Remission - A reduction or disappearance of the symptoms of cancer. It can be partial or complete.
Response to therapy - complete response - The disappearance of all detectable cancer for a minimum of one month. Also known as remission.
Response to therapy - disease progression - Continued growth of the cancer.
Response to therapy - partial response (partial remission) - A reduction in size of the cancer of 50% or more.
Response to therapy - stable disease. - No change in the cancer.
Secondary reconstruction - Reconstruction of the breast carried out some time after the original mastectomy.
Secondary tumour - A deposit of breast cancer away from the breast (such as in the lung, bone or lymph node). See metastasis.
Segmentectomy - The excision of an entire segment of the breast.
Simulator - A machine which allows a radiation oncologist to calculate the correct dose and position of the radiotherapy.
Small cell carcinoma - See non-comedo carcinoma.
Soft tissue reconstruction - A method of breast reconstruction using the patient’s own tissue, transfered from another part of the body.
Sonographer - A technician trained in performing ultrasounds.
Specimen X-ray - An X-ray of a surgically removed specimen to confirm that a mammographically detected cancer has been removed.

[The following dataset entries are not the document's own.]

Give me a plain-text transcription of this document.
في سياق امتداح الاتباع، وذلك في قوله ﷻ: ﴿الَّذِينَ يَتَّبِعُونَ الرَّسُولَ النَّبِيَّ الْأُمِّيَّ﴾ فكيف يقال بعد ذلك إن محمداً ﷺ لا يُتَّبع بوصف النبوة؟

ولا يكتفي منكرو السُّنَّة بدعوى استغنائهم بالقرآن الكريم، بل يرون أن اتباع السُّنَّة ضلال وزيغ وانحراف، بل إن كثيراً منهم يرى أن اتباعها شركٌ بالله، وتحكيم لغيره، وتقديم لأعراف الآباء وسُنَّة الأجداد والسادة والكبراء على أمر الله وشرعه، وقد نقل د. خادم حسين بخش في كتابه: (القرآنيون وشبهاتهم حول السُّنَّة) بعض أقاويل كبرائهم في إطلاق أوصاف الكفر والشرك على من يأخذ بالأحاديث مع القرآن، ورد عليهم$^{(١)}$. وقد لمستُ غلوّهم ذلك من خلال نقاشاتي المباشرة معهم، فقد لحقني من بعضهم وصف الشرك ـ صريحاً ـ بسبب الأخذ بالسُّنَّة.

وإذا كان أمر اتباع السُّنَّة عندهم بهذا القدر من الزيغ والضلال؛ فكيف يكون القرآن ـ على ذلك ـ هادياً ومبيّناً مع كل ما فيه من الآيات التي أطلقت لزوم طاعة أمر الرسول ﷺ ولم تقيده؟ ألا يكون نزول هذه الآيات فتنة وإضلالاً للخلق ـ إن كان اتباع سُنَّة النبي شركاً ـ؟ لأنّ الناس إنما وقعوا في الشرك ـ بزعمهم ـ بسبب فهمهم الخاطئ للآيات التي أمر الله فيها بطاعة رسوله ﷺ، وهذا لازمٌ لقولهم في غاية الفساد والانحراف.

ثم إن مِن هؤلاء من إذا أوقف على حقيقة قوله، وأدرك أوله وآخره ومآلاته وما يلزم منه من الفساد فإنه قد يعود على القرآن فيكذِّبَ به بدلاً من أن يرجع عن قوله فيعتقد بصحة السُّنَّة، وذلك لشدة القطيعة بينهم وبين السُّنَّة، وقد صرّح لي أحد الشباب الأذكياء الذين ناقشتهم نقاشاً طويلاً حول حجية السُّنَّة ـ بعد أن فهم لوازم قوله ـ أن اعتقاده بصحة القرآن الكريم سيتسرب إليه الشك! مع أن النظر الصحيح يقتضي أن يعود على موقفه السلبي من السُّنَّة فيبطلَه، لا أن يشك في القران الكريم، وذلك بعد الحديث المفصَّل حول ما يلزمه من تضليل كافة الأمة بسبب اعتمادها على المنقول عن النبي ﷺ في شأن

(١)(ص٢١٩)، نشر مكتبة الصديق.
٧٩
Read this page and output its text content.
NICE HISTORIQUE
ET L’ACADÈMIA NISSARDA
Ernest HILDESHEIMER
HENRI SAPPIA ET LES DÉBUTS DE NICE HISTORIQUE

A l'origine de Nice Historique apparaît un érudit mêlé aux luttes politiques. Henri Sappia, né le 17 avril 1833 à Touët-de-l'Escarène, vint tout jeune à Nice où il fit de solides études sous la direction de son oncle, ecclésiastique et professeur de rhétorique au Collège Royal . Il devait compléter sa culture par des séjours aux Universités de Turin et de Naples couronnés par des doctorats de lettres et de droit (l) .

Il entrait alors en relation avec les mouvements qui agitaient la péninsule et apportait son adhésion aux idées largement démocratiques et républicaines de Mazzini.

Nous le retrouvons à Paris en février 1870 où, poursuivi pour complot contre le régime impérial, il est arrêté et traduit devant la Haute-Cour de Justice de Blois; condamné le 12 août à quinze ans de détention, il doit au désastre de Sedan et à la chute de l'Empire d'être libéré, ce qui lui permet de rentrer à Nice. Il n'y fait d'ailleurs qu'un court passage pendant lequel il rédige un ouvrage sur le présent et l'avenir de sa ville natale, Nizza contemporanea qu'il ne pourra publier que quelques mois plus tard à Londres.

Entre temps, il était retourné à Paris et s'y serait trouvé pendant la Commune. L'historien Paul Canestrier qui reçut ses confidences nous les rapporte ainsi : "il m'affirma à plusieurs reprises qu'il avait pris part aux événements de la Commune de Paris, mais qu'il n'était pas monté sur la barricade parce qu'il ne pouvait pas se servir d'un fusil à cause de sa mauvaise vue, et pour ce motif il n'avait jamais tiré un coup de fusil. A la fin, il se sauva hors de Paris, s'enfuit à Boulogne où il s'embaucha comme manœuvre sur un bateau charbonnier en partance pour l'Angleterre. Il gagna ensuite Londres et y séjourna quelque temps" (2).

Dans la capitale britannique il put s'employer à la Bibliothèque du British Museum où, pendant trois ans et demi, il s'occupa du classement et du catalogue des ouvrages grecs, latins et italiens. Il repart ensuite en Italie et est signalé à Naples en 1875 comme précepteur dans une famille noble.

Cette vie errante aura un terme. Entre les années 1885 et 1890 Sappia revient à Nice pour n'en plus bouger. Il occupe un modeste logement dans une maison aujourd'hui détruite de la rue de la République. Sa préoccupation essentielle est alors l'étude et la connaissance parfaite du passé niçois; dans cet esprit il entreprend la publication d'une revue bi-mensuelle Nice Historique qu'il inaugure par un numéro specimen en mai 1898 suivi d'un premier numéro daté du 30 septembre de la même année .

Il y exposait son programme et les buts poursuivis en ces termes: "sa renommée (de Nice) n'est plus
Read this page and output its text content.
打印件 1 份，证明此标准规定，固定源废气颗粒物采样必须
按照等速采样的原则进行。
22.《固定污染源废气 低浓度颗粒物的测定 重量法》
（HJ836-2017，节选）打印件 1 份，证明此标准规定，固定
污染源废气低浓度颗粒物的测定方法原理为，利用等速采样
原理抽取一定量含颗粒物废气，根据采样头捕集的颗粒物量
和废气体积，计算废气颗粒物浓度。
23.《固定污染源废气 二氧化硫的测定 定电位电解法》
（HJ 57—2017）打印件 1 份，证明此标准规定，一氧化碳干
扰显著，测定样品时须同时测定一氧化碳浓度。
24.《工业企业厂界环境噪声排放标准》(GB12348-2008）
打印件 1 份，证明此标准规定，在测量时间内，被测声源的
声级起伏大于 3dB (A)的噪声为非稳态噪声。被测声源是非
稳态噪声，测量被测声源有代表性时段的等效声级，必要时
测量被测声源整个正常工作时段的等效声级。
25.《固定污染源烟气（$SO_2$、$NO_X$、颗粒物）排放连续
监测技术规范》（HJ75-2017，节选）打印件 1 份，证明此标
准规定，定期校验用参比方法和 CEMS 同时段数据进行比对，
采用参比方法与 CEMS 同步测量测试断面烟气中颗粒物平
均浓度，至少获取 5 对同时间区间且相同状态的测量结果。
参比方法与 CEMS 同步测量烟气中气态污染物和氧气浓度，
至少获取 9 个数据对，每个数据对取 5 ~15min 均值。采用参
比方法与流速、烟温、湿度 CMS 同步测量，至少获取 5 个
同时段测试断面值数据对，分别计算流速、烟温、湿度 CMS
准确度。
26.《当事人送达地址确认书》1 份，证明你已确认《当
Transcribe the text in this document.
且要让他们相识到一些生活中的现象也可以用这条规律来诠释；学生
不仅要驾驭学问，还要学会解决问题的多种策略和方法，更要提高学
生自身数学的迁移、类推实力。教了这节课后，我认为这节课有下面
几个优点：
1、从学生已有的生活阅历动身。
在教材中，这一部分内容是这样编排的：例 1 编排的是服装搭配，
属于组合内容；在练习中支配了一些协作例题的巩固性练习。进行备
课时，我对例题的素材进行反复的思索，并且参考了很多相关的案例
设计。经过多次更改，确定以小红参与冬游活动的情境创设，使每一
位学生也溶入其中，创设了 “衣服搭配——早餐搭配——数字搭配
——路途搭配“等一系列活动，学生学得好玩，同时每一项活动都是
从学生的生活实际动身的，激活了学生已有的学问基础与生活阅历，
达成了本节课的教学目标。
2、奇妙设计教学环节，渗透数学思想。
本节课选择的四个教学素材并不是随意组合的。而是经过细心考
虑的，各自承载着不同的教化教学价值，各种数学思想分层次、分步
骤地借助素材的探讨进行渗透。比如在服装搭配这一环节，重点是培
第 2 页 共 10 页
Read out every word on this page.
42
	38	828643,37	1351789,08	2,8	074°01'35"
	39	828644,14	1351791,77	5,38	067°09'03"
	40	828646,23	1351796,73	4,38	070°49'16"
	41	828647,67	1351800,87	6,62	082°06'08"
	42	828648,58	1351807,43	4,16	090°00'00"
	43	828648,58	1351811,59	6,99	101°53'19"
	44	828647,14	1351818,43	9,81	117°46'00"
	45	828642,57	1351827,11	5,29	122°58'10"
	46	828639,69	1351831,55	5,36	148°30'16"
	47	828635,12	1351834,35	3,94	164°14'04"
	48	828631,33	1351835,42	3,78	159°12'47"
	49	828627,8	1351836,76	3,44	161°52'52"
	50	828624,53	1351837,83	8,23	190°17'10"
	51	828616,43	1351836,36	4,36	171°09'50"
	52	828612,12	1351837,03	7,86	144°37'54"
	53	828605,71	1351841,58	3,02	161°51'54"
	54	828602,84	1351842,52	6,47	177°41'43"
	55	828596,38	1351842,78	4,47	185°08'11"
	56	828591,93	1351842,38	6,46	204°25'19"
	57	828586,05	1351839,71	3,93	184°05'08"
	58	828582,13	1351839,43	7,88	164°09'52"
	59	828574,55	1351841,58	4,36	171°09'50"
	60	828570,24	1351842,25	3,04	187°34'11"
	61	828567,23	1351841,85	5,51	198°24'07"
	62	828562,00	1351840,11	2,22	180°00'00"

Staging - Refers to the allocation of categories (0, I, II, III, IV) to groupings of tumours defined by internationally-agreed criteria. Staging helps determine treatment and prognosis.
Subcutaneous mastectomy - An operation in which the tissue of the breast is removed but the skin and nipple are not.
Support group - A group of people you can turn to for emotional support. The group may also provide practical help, information, guidance and feedback about your stressful experiences and ways of coping.
Surgical oncologist - A surgeon who specialises in the care of people with cancer.
Tissue expansion - Creation of a breast shape using an inflatable envelope placed under the skin and muscle. It is gradually expanded over several weeks by repeated injections of salt water.
Total mastectomy - Surgery to remove the entire breast, including the nipple and areola.
Toxicity - Side-effects which are due to treatment.
Transverse rectus abdominis myocutaneous flap (TRAM) - See rectus flap reconstruction.
Treatment failure - The inability of the treatment to halt the growth or spread of the cancer.
Tubular carcinoma - A very well differentiated carcinoma seen increasingly as a result of mammographic screening.
Tumour - An abnormal growth of tissue. It may be localised (benign) or invade nearby tissues (malignant) or distant tissues (metastatic).
Tumour suppressor gene - A gene which usually prevents cancers growing. When it is not functioning normally, tumours can grow. Examples include p53 in breast cancer, RB protein in retinoblastoma and possibly BRCA1 in breast cancer. Also known as an anti- oncogene.
Tumour type - The overall cell pattern of the tumour.